Chronic Kidney Disease affects (and will continue to affect) a significant number of the population and it is clear that more research needs to be done in this area. To make that possible, some things need to change. For example, accessibility to medical data needs to be made easier so that research can happen at various levels, i.e. medical, academic and corporate. This ensures that those who want to research these topics can do so without the time constraints of existing rules and regulations so that developments can be made mainstream to patients and providers in the timeliest matter. Additionally, federal funding could be redirected to research in this area to improve data processing techniques which are currently fragmented and hinder the success rate of the existing multidimensional algorithms.

Prevention
The necessary steps for preventing Chronic Kidney Disease are very much in line with leading a generally healthy life. Mayo Clinic recommends that one maintain a healthy weight through physical exercise and calorie reduction, not smoke and follow responsible usage guidelines for over-the-counter medications as abusing pain relievers can cause kidney damage. Furthermore, if you are at risk, it is important to check in with your physician frequently to track and manage symptoms of Chronic Kidney Disease (Mayo Clinic). If you are unsure about whether or not you might be at risk of contracting kidney disease, you may consider using the CDC’s Chronic Kidney Disease Risk Calculator at: https://nccd.cdc.gov/CKD/Calculators.aspx#tab-Bang.

 

Works Cited

“Chronic Kidney Disease Basics.” Centers for Disease Control and Prevention, Centers for Disease Control and Prevention, 7 Feb. 2020, www.cdc.gov/kidneydisease/basics.html.

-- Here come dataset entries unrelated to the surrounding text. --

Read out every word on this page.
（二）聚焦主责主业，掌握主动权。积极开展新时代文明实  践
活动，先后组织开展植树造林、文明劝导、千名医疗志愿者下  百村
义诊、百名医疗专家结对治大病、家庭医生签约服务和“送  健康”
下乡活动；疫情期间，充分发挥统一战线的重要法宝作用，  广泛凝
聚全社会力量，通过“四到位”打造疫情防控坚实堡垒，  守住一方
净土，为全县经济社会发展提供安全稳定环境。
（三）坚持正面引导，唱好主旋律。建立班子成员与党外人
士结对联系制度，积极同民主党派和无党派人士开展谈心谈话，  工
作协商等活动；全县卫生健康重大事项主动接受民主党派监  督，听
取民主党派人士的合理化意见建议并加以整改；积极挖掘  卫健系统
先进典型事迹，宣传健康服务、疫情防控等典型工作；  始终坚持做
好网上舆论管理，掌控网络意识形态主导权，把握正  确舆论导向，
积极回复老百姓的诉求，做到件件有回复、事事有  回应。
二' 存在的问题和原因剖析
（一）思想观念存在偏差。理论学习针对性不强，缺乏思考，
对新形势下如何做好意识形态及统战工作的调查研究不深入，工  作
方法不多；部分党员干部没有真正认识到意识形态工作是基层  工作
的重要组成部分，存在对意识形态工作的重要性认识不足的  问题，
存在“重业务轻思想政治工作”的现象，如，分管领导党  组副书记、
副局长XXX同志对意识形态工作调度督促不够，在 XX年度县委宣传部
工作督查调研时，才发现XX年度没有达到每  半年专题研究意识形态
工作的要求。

“Chronic Kidney Disease.” Mayo Clinic, Mayo Foundation for Medical Education and Research, 15 Aug. 2019, www.mayoclinic.org/diseases-conditions/chronic-kidney-disease/symptoms-causes/syc-20354521.

Kent, Jessica. “Chronic Kidney Disease Patients Face Significant Care Disparities.” HealthITAnalytics, HealthITAnalytics, 17 July 2019, healthitanalytics.com/news/chronic-kidney-disease-patients-face-significant-care-disparities.

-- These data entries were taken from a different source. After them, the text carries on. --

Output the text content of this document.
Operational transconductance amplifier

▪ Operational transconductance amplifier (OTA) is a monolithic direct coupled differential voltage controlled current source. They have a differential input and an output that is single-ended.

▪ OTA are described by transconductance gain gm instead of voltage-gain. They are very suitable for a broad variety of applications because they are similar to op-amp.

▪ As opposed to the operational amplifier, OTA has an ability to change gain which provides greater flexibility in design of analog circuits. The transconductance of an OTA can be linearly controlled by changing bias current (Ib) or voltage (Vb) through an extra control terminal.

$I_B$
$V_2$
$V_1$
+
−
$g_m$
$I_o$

Rady, El-Houssainy A., and Ayman S. Anwar. “Prediction of Kidney Disease Stages Using Data Mining Algorithms.” Informatics in Medicine Unlocked, Elsevier, 7 Apr. 2019, www.sciencedirect.com/science/article/pii/S2352914818302387.

Zeng, Xiao-Xi, et al. “Big Data Research in Chronic Kidney Disease.” Chinese Medical Journal, Medknow Publications & Media Pvt Ltd, 20 Nov. 2018, www.ncbi.nlm.nih.gov/pmc/articles/PMC6247601/.